I see these great vintage shops with beautiful and reasonably priced dresses and I used to wonder why it doesn't feel right to buy them or even to venture into the store.
But I figured it out. I think most of the joy in getting dressed is in the chase. The looking for it and finding it and deciding what to make out of it and after lots of seam-ripping and background noise of the original Law and Order, coming out with some sort of finished product with crooked contrast stitching and asymmetrical curves. I usually wear it the next day or soon after, and fifty percent of the time I realize after a few hours of wearing it that I got a little too excited the night before and while it was awesome in theory, that Liz Claiborne dress that I was so pumped to wear can't really be rocked properly with a hijab.
And then there is the strange satisfaction of watching the slow decay of the clothes, where the seams rip open because I didn't reinforce them or I tailored them so closely to a temporary body with no room for adjustments for winter weight.
Sometimes I face the strange situation of discovering something on the article of clothing that refers to the living body that was once in it, like a stain or mending or a nametag.
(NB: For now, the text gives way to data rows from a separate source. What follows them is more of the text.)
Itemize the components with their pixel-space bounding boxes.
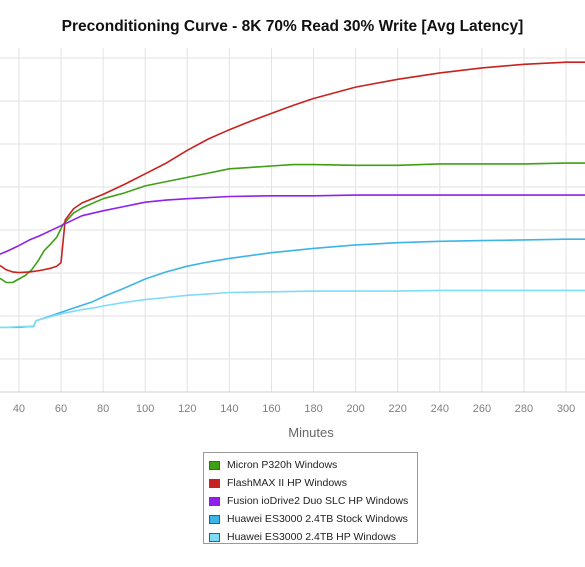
x-tick-label: 40 xyxy=(13,403,25,415)
series-line-2 xyxy=(0,61,585,274)
legend-swatch xyxy=(209,460,220,470)
legend-swatch xyxy=(209,514,220,524)
legend-item-3[interactable]: Fusion ioDrive2 Duo SLC HP Windows xyxy=(209,492,417,510)
legend-label: FlashMAX II HP Windows xyxy=(227,477,348,489)
x-tick-label: 280 xyxy=(515,403,533,415)
x-tick-label: 220 xyxy=(389,403,407,415)
legend-item-5[interactable]: Huawei ES3000 2.4TB HP Windows xyxy=(209,528,417,546)
legend-item-1[interactable]: Micron P320h Windows xyxy=(209,456,417,474)
series-line-5 xyxy=(0,289,585,329)
x-tick-label: 120 xyxy=(178,403,196,415)
x-tick-labels: 40 60 80 100 120 140 160 180 200 220 240 260 280 300 xyxy=(13,403,575,415)
series-lines xyxy=(0,61,585,329)
x-tick-label: 240 xyxy=(431,403,449,415)
legend: Micron P320h Windows FlashMAX II HP Windo… xyxy=(203,452,418,544)
legend-label: Micron P320h Windows xyxy=(227,459,338,471)
legend-label: Fusion ioDrive2 Duo SLC HP Windows xyxy=(227,495,409,507)
legend-label: Huawei ES3000 2.4TB Stock Windows xyxy=(227,513,408,525)
x-tick-label: 260 xyxy=(473,403,491,415)
chart-title: Preconditioning Curve - 8K 70% Read 30% … xyxy=(61,18,524,35)
x-tick-label: 60 xyxy=(55,403,67,415)
series-line-3 xyxy=(0,194,585,255)
legend-swatch xyxy=(209,532,220,542)
legend-item-2[interactable]: FlashMAX II HP Windows xyxy=(209,474,417,492)
x-tick-label: 160 xyxy=(262,403,280,415)
x-tick-label: 180 xyxy=(304,403,322,415)
legend-item-4[interactable]: Huawei ES3000 2.4TB Stock Windows xyxy=(209,510,417,528)
legend-label: Huawei ES3000 2.4TB HP Windows xyxy=(227,531,397,543)
x-tick-label: 200 xyxy=(346,403,364,415)
x-tick-label: 100 xyxy=(136,403,154,415)
legend-swatch xyxy=(209,478,220,488)
series-line-1 xyxy=(0,162,585,284)
x-axis-title: Minutes xyxy=(288,425,334,440)
x-tick-label: 80 xyxy=(97,403,109,415)
legend-swatch xyxy=(209,496,220,506)
series-line-4 xyxy=(0,238,585,329)
x-tick-label: 140 xyxy=(220,403,238,415)
gridlines xyxy=(0,48,585,393)
x-tick-label: 300 xyxy=(557,403,575,415)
One of my latest sweaters turned out to have what looks like a bloodstain, and in the shape of a bird or the type of dinosaur that flies. Sometimes I can't resist googling the name on the nametag and then get super creeped out if they live close to Buffalo, as was the case here. What'd you do, Pete? A woodshop accident? Did you go and get yourself stabbed? Is is coffee? Did your future wife spill it on you and that's how you met?
Those stay at the bottom of the projects pile. Except this one, where I decided to make a bird-shaped hole and fill it with something else.
So this is where we find ourselves. And unless I someday become a businesswoman or a shepherd's wife or a farmer's daughter, this is where I'll stay for a while.